Last year, Lenacapavir was in rare form, a preparatory drug, tested 5,000 young women aged 16 to 25 in South Africa and Uganda. This is 100% effective. This is also more convenient: the patient only needs two shots every six months.
Although the trial was funded by US biopharmaceutical company Gilead Pharma, the U.S. Agency for International Development plans to step in to the next important step: helping bring Lenacapavir to generic drug manufacturers to generic drugs available on the market at affordable prices.
“Now, the pipeline has completely disappeared,” Nomathemba Chandiwana, chief scientific officer of the Desmond Tutu Health Foundation in Cape Town, told Al Jazeera. Her boss Linda Gail-Bekker, directing the nonprofit research center, is the lead researcher of the trial.
Some projects received their funds to be restored after the Trump administration's cessation order, but others, such as the Lenacapavir project, remain uncertain about their position.
“Can you imagine it? This is the biggest thing in last year's scientific breakthrough, and now we have no way forward.”
The scientist added that it is unrealistic to expect the South African government to bear the burden of Lenacapavir to go public. The drug is expensive and the Ministry of Health may have a hard time providing a budget, she said.
“Not all doom and depression”
Critics blamed African governments for over-reliance on aid after U.S. aid caused shock to Africa’s health system and HIV care response, noting the billions of dollars lost in the massive corruption scandal in two largest economies: Nigeria and South Africa. Until January, both countries received about one-fifth of their HIV response budget from Washington.
MSF Casas said turbulence is undoubtedly an awakening call for Africans, taking full responsibility for their health care, from research to drug development and treatment. However, it is to understand how deep the damage the U.S. can cause, she said, adding that it is too much power for any single external entity.
“We cannot allow access to health care, access to HIV and TB care, and other conditions that affect the most vulnerable communities to politicize. We must realize that solutions and responses may not come from any funder,” Casas said.
Arbuthnot is one of some lucky researchers who have successfully obtained other funding paths. Since the U.S. withdrawal, the U.S. charity Elma Foundation has stepped in to support his lab work. However, things are still uncertain because the funding is only six months old.
Despite having a real and instant impact on people’s lives, some African researchers say their work is starting to feel impossible. Chandiwana said other countries, including the UK, are backing down research funding, even as important research efforts are shut down due to internal politics and priorities.
“Our work is not abstract at all. It's not like, 'oh, whatever kind of work,'” Chandiwana said. “As a community, we're shrinking, but the health issues we're going to solve are getting bigger and bigger.”

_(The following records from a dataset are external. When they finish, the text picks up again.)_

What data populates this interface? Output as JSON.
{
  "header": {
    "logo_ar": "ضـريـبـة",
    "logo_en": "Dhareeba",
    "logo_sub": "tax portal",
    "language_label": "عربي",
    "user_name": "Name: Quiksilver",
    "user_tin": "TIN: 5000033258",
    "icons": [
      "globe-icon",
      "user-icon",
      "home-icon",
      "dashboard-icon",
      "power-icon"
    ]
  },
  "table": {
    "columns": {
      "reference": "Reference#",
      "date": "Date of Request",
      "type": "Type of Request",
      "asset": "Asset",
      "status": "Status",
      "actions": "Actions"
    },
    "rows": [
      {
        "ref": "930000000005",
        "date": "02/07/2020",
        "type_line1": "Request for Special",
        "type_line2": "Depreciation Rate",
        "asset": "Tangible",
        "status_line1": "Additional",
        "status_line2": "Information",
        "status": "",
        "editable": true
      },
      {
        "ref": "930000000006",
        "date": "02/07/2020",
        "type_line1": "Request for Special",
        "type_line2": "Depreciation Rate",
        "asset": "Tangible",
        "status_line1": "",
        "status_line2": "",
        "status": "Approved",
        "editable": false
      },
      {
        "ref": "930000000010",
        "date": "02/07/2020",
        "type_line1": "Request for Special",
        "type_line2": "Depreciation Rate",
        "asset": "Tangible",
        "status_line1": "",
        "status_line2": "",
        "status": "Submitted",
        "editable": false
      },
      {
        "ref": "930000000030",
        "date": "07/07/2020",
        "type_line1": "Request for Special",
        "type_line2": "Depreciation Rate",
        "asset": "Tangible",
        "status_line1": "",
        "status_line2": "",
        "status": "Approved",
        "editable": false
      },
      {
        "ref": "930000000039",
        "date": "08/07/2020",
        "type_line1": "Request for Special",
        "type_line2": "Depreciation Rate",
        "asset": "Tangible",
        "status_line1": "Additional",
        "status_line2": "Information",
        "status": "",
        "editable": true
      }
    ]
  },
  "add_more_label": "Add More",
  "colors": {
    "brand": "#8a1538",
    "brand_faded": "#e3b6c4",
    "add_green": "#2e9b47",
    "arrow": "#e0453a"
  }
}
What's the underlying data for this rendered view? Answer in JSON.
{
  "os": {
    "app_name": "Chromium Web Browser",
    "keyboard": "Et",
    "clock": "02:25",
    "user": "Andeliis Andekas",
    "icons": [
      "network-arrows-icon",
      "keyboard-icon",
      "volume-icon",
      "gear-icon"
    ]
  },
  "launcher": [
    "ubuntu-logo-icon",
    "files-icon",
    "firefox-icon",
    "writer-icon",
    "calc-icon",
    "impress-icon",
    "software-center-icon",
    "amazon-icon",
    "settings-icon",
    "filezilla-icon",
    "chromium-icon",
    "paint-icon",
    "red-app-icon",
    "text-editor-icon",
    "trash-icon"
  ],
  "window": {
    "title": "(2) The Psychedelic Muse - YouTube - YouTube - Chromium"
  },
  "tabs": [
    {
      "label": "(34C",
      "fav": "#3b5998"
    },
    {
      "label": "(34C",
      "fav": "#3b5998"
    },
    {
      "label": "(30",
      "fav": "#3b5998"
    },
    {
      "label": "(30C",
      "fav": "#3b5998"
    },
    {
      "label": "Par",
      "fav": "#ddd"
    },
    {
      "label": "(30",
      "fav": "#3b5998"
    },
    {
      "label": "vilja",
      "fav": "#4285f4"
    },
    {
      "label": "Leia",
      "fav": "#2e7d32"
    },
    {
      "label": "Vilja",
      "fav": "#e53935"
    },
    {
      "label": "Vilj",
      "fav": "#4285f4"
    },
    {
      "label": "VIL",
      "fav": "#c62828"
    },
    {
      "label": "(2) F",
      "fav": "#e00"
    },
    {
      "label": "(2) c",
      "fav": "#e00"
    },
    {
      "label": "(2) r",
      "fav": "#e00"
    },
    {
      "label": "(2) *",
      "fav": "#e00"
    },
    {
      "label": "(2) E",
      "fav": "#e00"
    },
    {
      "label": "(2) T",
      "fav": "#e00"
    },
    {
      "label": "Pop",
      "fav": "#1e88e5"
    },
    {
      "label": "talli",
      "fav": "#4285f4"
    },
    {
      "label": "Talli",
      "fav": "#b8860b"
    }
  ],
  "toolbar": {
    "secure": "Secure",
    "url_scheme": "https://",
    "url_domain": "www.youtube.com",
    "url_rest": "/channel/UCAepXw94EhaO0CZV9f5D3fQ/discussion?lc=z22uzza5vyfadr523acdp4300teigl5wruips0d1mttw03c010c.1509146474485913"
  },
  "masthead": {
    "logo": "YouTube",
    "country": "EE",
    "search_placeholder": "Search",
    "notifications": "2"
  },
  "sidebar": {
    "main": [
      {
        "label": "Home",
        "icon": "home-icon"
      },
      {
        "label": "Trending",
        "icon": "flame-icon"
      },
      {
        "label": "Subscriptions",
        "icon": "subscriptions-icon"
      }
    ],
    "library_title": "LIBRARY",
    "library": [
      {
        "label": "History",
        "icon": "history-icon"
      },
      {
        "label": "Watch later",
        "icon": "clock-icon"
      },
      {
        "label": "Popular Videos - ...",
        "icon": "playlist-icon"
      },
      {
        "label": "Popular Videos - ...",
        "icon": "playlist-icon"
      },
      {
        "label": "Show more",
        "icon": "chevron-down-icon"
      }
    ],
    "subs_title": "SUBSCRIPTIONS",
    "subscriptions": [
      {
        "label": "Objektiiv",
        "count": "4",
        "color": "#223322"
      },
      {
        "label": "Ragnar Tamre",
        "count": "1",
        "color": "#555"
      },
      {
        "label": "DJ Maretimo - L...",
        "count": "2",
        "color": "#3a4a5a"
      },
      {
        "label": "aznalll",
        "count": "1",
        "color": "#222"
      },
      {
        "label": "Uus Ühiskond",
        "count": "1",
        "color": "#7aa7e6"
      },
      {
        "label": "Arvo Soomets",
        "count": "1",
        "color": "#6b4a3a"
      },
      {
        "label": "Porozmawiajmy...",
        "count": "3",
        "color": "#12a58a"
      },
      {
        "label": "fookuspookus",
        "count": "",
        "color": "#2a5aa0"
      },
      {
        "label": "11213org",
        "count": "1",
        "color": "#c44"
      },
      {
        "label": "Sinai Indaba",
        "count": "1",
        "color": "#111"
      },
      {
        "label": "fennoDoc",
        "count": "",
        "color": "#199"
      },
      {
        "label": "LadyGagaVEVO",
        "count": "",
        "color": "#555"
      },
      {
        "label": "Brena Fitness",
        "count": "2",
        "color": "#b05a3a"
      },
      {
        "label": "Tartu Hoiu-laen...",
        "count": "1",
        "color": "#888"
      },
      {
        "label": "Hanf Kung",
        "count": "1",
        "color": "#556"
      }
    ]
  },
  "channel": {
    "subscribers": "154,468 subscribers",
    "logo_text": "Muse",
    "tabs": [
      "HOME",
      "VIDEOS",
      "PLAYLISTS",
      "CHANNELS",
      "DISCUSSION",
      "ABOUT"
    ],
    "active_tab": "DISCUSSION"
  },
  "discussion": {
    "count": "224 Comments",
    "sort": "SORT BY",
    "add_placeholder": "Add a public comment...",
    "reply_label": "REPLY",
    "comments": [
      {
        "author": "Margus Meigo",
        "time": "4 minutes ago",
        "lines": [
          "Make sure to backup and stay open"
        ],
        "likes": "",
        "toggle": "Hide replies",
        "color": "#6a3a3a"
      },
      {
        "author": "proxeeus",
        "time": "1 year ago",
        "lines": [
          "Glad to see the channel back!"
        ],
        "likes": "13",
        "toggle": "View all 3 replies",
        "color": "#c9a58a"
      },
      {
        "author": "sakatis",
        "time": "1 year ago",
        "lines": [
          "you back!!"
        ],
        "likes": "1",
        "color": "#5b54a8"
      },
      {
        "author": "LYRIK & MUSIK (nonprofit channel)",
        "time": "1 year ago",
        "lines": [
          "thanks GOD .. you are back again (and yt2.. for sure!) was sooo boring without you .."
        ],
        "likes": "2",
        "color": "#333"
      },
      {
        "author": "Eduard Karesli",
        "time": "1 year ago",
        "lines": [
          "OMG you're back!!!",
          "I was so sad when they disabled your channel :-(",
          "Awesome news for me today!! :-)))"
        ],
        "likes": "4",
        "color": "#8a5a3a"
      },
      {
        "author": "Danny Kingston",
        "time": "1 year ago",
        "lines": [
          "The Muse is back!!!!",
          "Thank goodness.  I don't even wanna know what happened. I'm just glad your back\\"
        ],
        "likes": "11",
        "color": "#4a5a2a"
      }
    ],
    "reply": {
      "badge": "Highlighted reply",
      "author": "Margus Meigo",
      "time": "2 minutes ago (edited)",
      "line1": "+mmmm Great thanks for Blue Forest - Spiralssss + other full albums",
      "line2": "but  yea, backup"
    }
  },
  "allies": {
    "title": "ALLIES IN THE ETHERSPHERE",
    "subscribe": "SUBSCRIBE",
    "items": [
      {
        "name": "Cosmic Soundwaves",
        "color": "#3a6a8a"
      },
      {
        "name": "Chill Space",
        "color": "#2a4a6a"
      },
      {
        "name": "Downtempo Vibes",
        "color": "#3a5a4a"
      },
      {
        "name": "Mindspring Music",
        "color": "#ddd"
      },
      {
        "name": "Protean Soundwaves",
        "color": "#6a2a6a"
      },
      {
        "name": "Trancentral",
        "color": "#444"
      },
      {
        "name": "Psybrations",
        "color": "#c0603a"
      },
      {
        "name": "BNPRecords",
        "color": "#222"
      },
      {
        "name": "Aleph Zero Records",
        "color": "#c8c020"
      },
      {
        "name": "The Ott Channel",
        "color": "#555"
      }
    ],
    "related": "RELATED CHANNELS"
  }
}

Experts say the mission of African health scientists in the future will be how to participate in governments and how to use less money to deliver life-saving results. Some governments seem to have their journey ready: Nigeria released $200 million in February to immediately fill the funding gap. In South Africa, the health budget has increased by $1.5 billion.
Chadiwana said at the Desmond Tutu Foundation that one way she and her colleagues cope is to diversify focus and include obesity (such as obesity) in their research. This will help add more options to the funding basket, she said.
“These changes are frightening, but in the age of dragons, you need dragon killers,” Chadiwana said of how scientists should adapt. “I'm a timeless optimist, so that's not all doom and melancholy. We just have to stick with it.”